I was just about to climb in when she said, "S.J., if you truly love me, you wont do this. If you truly love me, you'll call Nicki right now and tell her that something came up and you can't make it. You'll take me back to your house and make love to me. You'll tell me you love me and we'll figure this, us, out, but please don't do this."
I just looked at her. I stood there looking at her and then finally said, "I do love you, Bianca, but you clearly don't understand to what extent. I told you I was in love with you before I made love to you and then you got upset when I wouldn't let you touch me, well guess what, I didn't because I wanted to know that you loved me back before I did that. Now ... Now, I'll never trust you enough to let you touch me again." I got behind the wheel of my Chrystler 300 S and drove off without saying another word to her.

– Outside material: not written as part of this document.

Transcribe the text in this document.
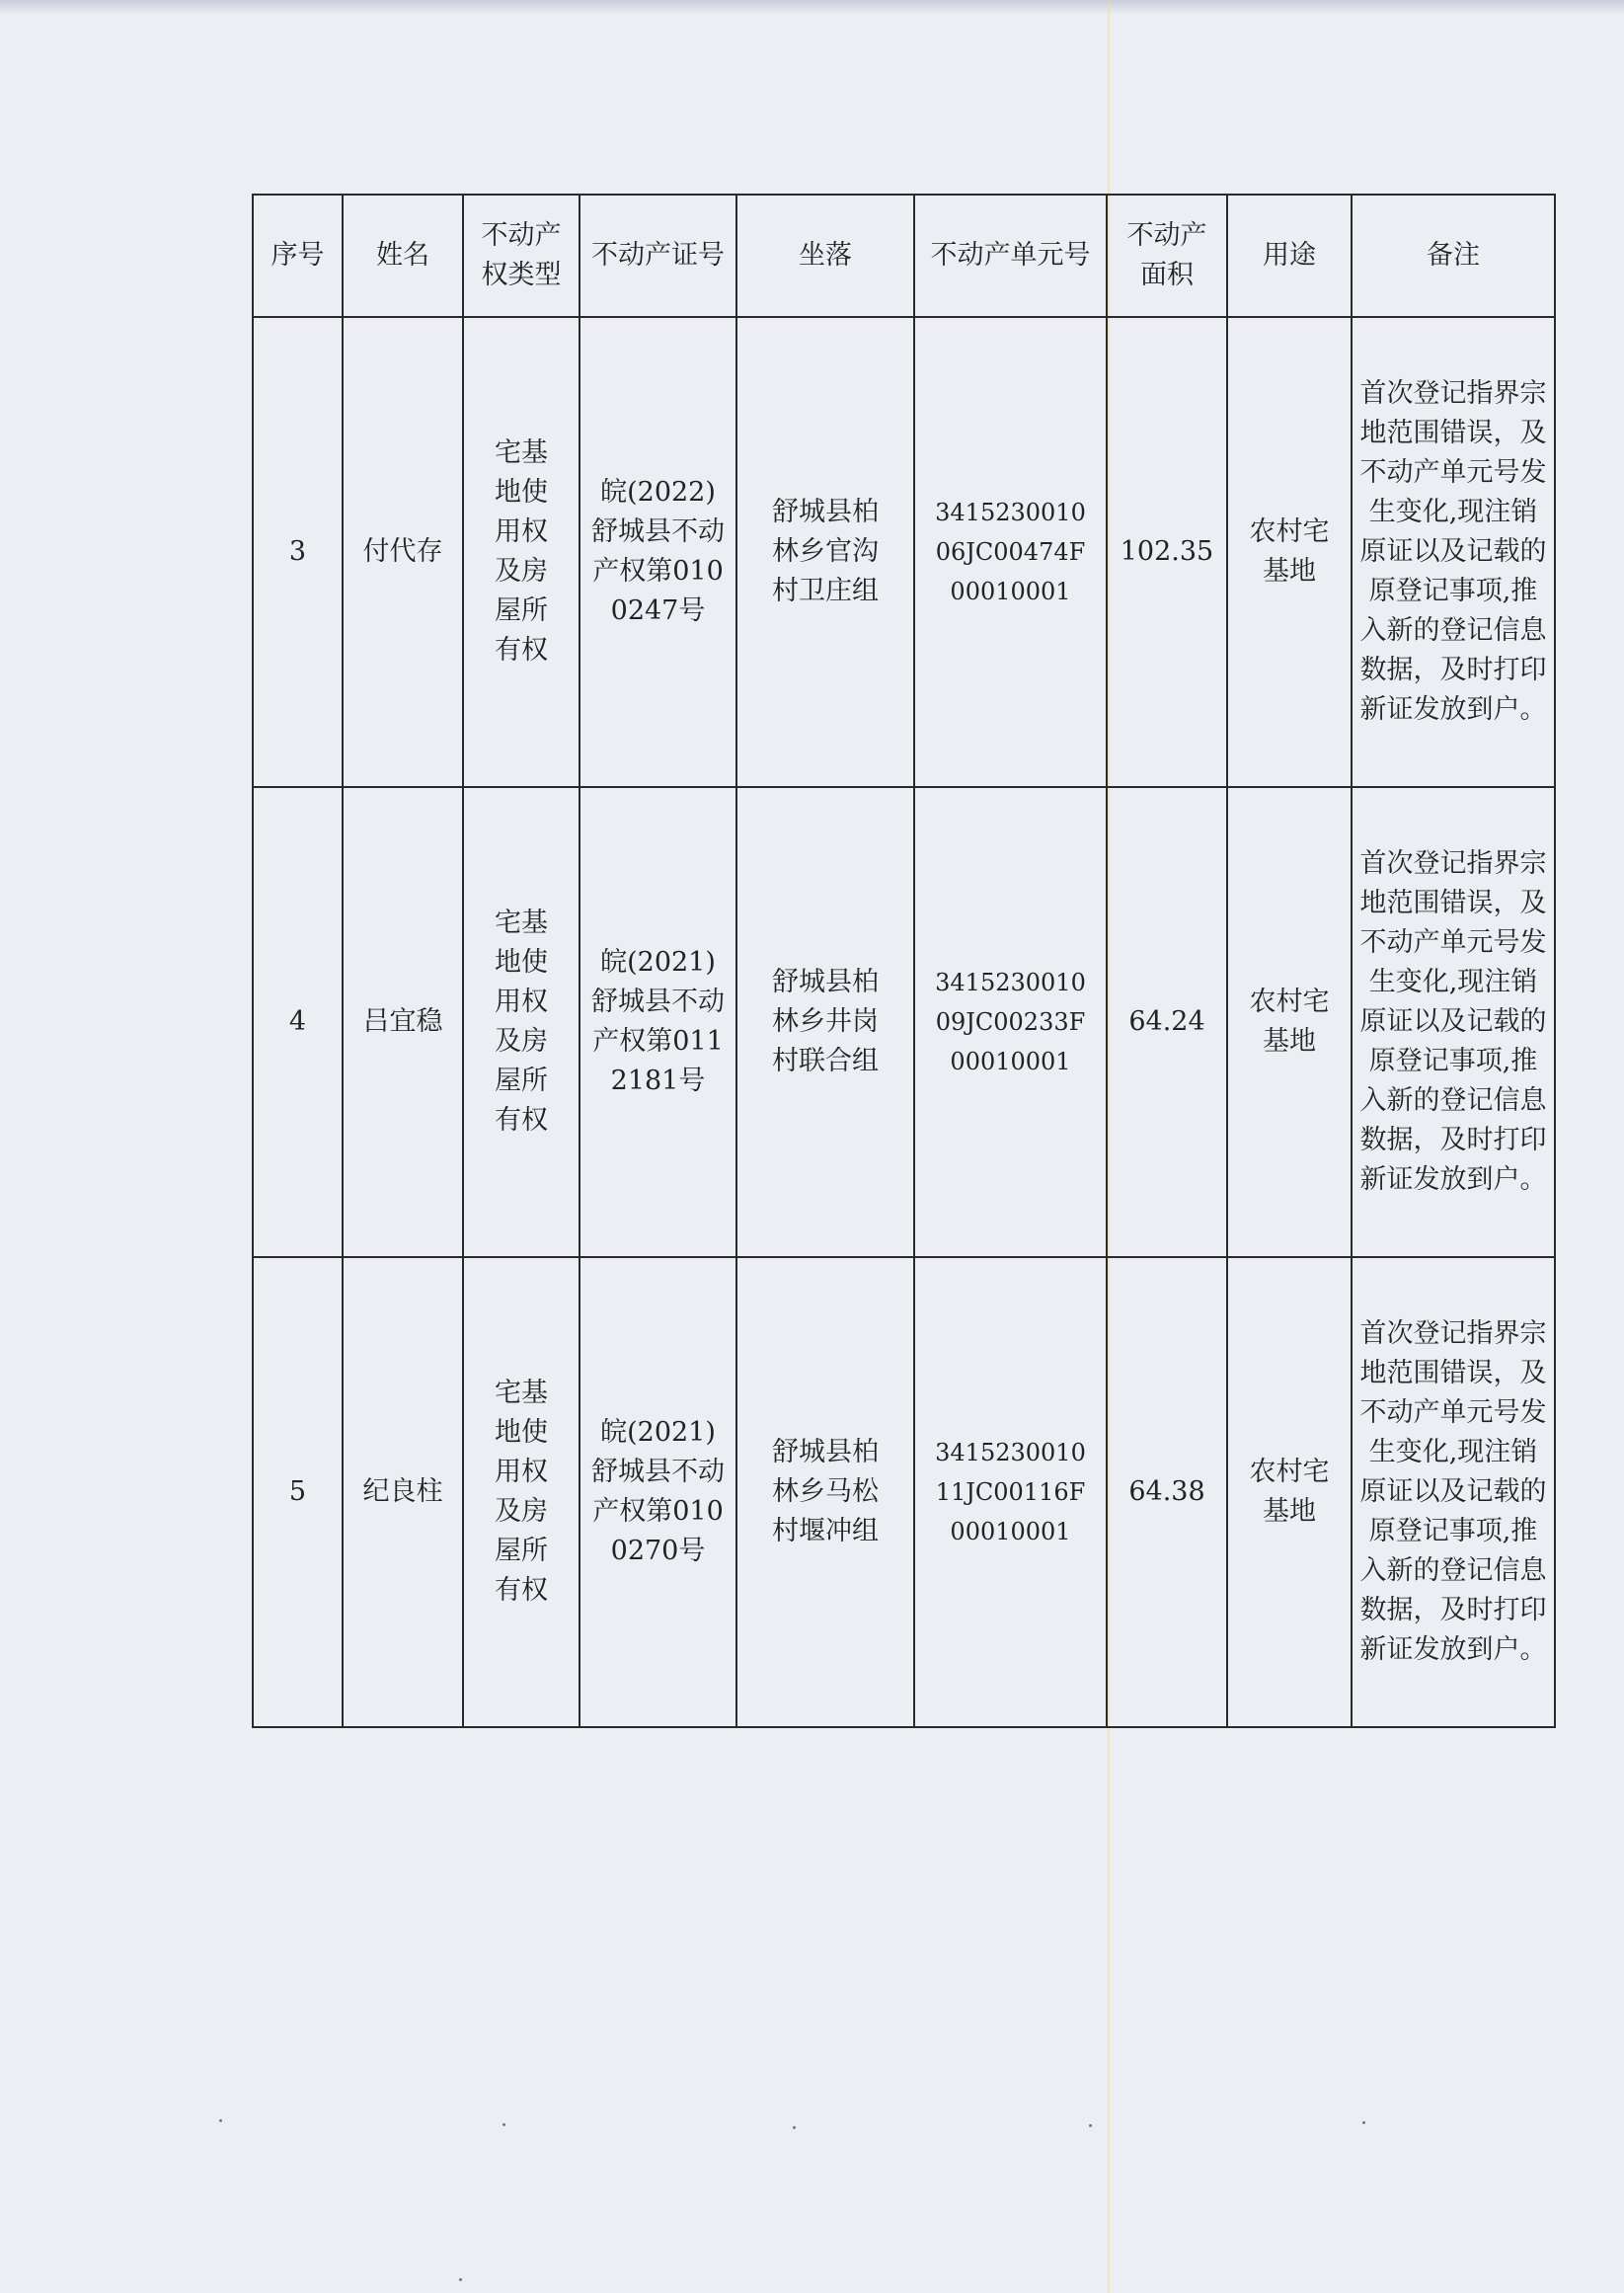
序号	姓名	不动产权类型	不动产证号	坐落	不动产单元号	不动产面积	用途	备注
3	付代存	宅基地使用权及房屋所有权	皖(2022)舒城县不动产权第0100247号	舒城县柏林乡官沟村卫庄组	341523001006JC00474F00010001	102.35	农村宅基地	首次登记指界宗地范围错误，及不动产单元号发生变化,现注销原证以及记载的原登记事项,推入新的登记信息数据，及时打印新证发放到户。
4	吕宜稳	宅基地使用权及房屋所有权	皖(2021)舒城县不动产权第0112181号	舒城县柏林乡井岗村联合组	341523001009JC00233F00010001	64.24	农村宅基地	首次登记指界宗地范围错误，及不动产单元号发生变化,现注销原证以及记载的原登记事项,推入新的登记信息数据，及时打印新证发放到户。
5	纪良柱	宅基地使用权及房屋所有权	皖(2021)舒城县不动产权第0100270号	舒城县柏林乡马松村堰冲组	341523001011JC00116F00010001	64.38	农村宅基地	首次登记指界宗地范围错误，及不动产单元号发生变化,现注销原证以及记载的原登记事项,推入新的登记信息数据，及时打印新证发放到户。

Later that night, I did go out with Nicki. She wanted me to fuck her, but I couldn't touch her. I didn't even have the desire to. I was afraid Bianca had destroyed my sex drive. I didn't let my mind stay on Bianca long, but unfortunately, I didn't have much of a choice because when I pulled into my driveway half an hour later, there she was, leaning against my door waiting for me. I sat in my car trying to figure out how to handle it and then decided I'd do nothing at all, I got out of my car and walked towards my door.
As I approached, Bianca came to meet me. I stepped around her and unlocked my door. Turning around to keep her outside I said, "Can I help with something, Bianca?" No emotion showing in my voice. She stepped back onto the porch and said, "Yes. You and I need to talk. Can I come in?"
And that was the question I didn't know how to answer. I just stood there looking at her for awhile and then said, "No. Anything you have to say to me, you can say Monday morning at school."
With that I closed my front door and locked it before sliding to the floor and bawling my eyes out.